The battle between the American Legion and Brown over materials in the Bartlesville Public Library used McCarthyist tactics to counter racial integration. A citizens' committee was formed to work towards her dismissal. Brown could not be fired because of her political views and civil rights activities as they all took place outside of work; Instead, the citizen's group against Brown attacked her for having supposedly subversive materials in the library. The library board was asked by the city commission to perform a complete examination of the library's collection and of Brown's operations. The library board reported that they could not find any evidence of subversive materials or teachings.

On March 9, 1950, the Bartlesville Examiner-Enterprise published a picture of the materials in question, including copies of The Nation and The New Republic (to which the library had subscribed for years) and the book The Russians: The Land, the People and Why They Fight, pictured without its dust jacket or any library markings. There was never any admission by the paper of where this picture was taken; it had not been authorized by the library board and the books on top could not be located. During this battle, Brown is nationally recognized as the first librarian to receive assistance from the Intellectual Freedom Committee of the American Library Association.

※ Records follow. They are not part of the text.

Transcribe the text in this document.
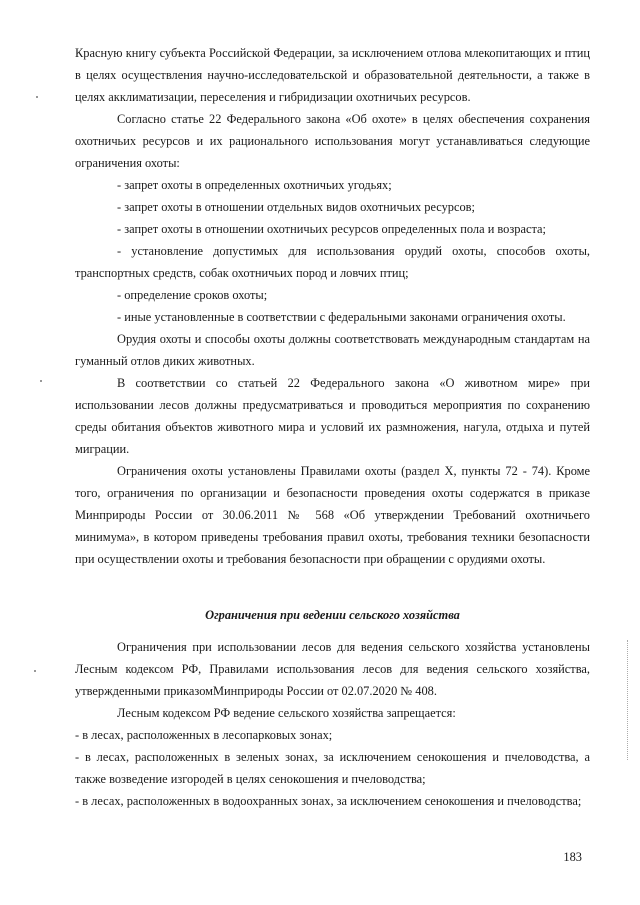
Красную книгу субъекта Российской Федерации, за исключением отлова млекопитающих и птиц в целях осуществления научно-исследовательской и образовательной деятельности, а также в целях акклиматизации, переселения и гибридизации охотничьих ресурсов.

Согласно статье 22 Федерального закона «Об охоте» в целях обеспечения сохранения охотничьих ресурсов и их рационального использования могут устанавливаться следующие ограничения охоты:

- запрет охоты в определенных охотничьих угодьях;

- запрет охоты в отношении отдельных видов охотничьих ресурсов;

- запрет охоты в отношении охотничьих ресурсов определенных пола и возраста;

- установление допустимых для использования орудий охоты, способов охоты, транспортных средств, собак охотничьих пород и ловчих птиц;

- определение сроков охоты;

- иные установленные в соответствии с федеральными законами ограничения охоты.

Орудия охоты и способы охоты должны соответствовать международным стандартам на гуманный отлов диких животных.

В соответствии со статьей 22 Федерального закона «О животном мире» при использовании лесов должны предусматриваться и проводиться мероприятия по сохранению среды обитания объектов животного мира и условий их размножения, нагула, отдыха и путей миграции.

Ограничения охоты установлены Правилами охоты (раздел X, пункты 72 - 74). Кроме того, ограничения по организации и безопасности проведения охоты содержатся в приказе Минприроды России от 30.06.2011 № 568 «Об утверждении Требований охотничьего минимума», в котором приведены требования правил охоты, требования техники безопасности при осуществлении охоты и требования безопасности при обращении с орудиями охоты.

Ограничения при ведении сельского хозяйства

Ограничения при использовании лесов для ведения сельского хозяйства установлены Лесным кодексом РФ, Правилами использования лесов для ведения сельского хозяйства, утвержденными приказомМинприроды России от 02.07.2020 № 408.

Лесным кодексом РФ ведение сельского хозяйства запрещается:

- в лесах, расположенных в лесопарковых зонах;

- в лесах, расположенных в зеленых зонах, за исключением сенокошения и пчеловодства, а также возведение изгородей в целях сенокошения и пчеловодства;

- в лесах, расположенных в водоохранных зонах, за исключением сенокошения и пчеловодства;

183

On July 10, the city commission dismissed the entire library board. A new board was immediately appointed which supported the city's position regarding Brown. Brown was interviewed by the city commission on July 25, 1950. She refused to answer questions about her private life except in writing at her attorney's request. When asked about the subversive materials in the library, she responded that they were three of seventy-five publications to which she subscribed. She continued that she did not feel she should censor what the public chose to read and that she had subscribed to them for over 15 years. In spite of no clear evidence of subversion, she was fired the same day.

Though the Bartlesville commission's public position was that Brown was fired for insubordination, to the public it appeared she had been fired for trying to protect the library's position on intellectual freedom and free speech. A group of supporters calling themselves the Friends of Miss Brown tried to pursue her cause in court but were unsuccessful due to a lack of constitutional standing. The Oklahoma Library Association as well as the ALA and the American Civil Liberties Union all protested the attack on intellectual freedom and Bartlesville continued to be scrutinized on a national level.

On March 11, 2007, a bronze bust of Brown was unveiled at the Bartlesville Library and a library scholarship fund was established in her honor.

==Personal life==
Brown attempted to adopt a pair of orphaned sisters, but the welfare agency was unwilling to place them with Brown because she was unmarried. The elder, Mildred "Holly" Holliday, ran away from her abusive foster parents when she was eighteen and went to live with Brown. Holly's sister Ellen then also ran away to live with Brown, who was finally able to adopt the younger girl.

After her retirement, Brown moved to Cincinnati, Ohio, staying in an apartment adjacent to Holly's residence. Due to her failing health, Brown eventually moved in with Ellen's family in Collinsville, Oklahoma. On September 10, 1975, Brown died at the age of 84 from complications of a stroke. At her request, her body was donated to the University of Oklahoma Medical Center.

==Popular culture==
The events depicted in the 1956 film Storm Center were largely fictional, but the character played by Bette Davis was based on Ruth Brown and her struggle with the county commission over communist literature.